3x Silver Dollars (4-5")
2x Bala Sharks (4-5")
2x YoYo Loach (3-5")
1x Mono Aregentus (4")

This will be a package deal for $45.00. All fish are healthy and would benefit from a bigger tank (currently in separate 30 gallon tanks).

Included for free - ~10X Assorted Guppies (optional to the buyer)

Thanks


----------



## The Guy (Nov 26, 2010)

Your PM box is full can't respond to your PM


----------



## cpat83 (Sep 1, 2015)

thanks for letting me know, i have cleared my inbox


----------



## The Guy (Nov 26, 2010)

Hard to tell from the pictures if there's female in the trio of parrots, I still have your address from when I picked up the blue bucket of gravel last week could I come buy tonight around 7ish to have a look at them. PM or text me @ 604 772 0423 and let me know. Cheers Laurie


----------



## cpat83 (Sep 1, 2015)

The White Dwarf Balloon Parrot Cichlids have been sold, thanks Laurie "The Guy"


----------



## The Guy (Nov 26, 2010)

Thanks Cory
The 3 girls are doing just fine


----------



## Fishlover69 (Jun 9, 2015)

Have sent PM


----------



## cpat83 (Sep 1, 2015)

pending sale on 2x Crossocheilus Reticulatus "BBA algae eater"

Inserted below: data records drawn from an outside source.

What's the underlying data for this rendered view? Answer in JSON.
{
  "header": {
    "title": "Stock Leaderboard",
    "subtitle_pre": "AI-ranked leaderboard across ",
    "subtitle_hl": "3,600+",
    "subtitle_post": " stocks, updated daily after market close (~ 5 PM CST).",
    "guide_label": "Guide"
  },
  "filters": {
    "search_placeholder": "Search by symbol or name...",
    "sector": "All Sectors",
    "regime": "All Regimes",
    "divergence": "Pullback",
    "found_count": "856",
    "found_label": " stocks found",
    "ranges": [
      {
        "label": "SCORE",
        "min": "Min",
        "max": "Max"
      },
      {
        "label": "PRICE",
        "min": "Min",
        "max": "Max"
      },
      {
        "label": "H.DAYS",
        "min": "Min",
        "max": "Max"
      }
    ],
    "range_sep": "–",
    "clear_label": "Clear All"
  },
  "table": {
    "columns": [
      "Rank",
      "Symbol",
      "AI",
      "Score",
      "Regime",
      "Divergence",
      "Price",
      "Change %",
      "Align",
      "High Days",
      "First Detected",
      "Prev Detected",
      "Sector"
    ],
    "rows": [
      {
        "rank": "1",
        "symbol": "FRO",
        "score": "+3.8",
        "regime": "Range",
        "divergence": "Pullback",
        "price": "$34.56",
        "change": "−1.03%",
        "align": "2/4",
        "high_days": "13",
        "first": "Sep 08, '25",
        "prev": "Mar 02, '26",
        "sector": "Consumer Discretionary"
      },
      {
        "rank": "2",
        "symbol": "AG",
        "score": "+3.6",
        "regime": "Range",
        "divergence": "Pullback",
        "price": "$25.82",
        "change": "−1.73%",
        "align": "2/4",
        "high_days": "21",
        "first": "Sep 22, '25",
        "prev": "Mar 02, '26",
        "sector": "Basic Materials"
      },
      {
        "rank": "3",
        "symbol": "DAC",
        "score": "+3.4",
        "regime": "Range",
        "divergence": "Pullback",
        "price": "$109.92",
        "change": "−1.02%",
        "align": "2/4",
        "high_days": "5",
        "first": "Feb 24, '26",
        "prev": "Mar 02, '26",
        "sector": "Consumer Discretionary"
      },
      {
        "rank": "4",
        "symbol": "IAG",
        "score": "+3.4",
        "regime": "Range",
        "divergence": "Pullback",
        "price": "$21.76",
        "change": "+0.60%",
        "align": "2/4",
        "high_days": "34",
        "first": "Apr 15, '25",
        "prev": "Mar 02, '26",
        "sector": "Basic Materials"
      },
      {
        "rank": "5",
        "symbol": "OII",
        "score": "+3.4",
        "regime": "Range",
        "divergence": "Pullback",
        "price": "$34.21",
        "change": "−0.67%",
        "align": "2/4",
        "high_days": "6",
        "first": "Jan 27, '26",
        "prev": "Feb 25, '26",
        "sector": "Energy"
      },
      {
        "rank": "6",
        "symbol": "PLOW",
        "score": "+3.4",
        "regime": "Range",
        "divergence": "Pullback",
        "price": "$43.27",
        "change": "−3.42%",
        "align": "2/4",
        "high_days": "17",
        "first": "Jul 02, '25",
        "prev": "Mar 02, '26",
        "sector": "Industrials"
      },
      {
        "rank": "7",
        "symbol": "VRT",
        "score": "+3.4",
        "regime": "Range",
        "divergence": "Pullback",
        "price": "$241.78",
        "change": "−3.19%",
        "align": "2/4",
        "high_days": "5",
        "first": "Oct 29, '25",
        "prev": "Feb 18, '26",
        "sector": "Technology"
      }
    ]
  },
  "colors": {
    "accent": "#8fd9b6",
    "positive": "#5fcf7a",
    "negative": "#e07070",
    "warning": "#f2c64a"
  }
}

Would like to move out the rest. The Mono in particular is quite nice and would do very well in a large set up.


----------



## cpat83 (Sep 1, 2015)

All prices reduced by $5...


----------



## cpat83 (Sep 1, 2015)

BUMP!

Got a few more fish, and have bundled everything into one package at a great price!


----------



## cpat83 (Sep 1, 2015)

No one interested?


----------



## cpat83 (Sep 1, 2015)

I will take $40 and I have 3 adult KOI Angel fish to add. 

So thats a lot of fish for $40. You have until Monday, otherwise I will be taking to the fish store for credit.


----------



## cpat83 (Sep 1, 2015)

Last chance.

All fish for $30 or I take in for credit this week. Really good deal.


----------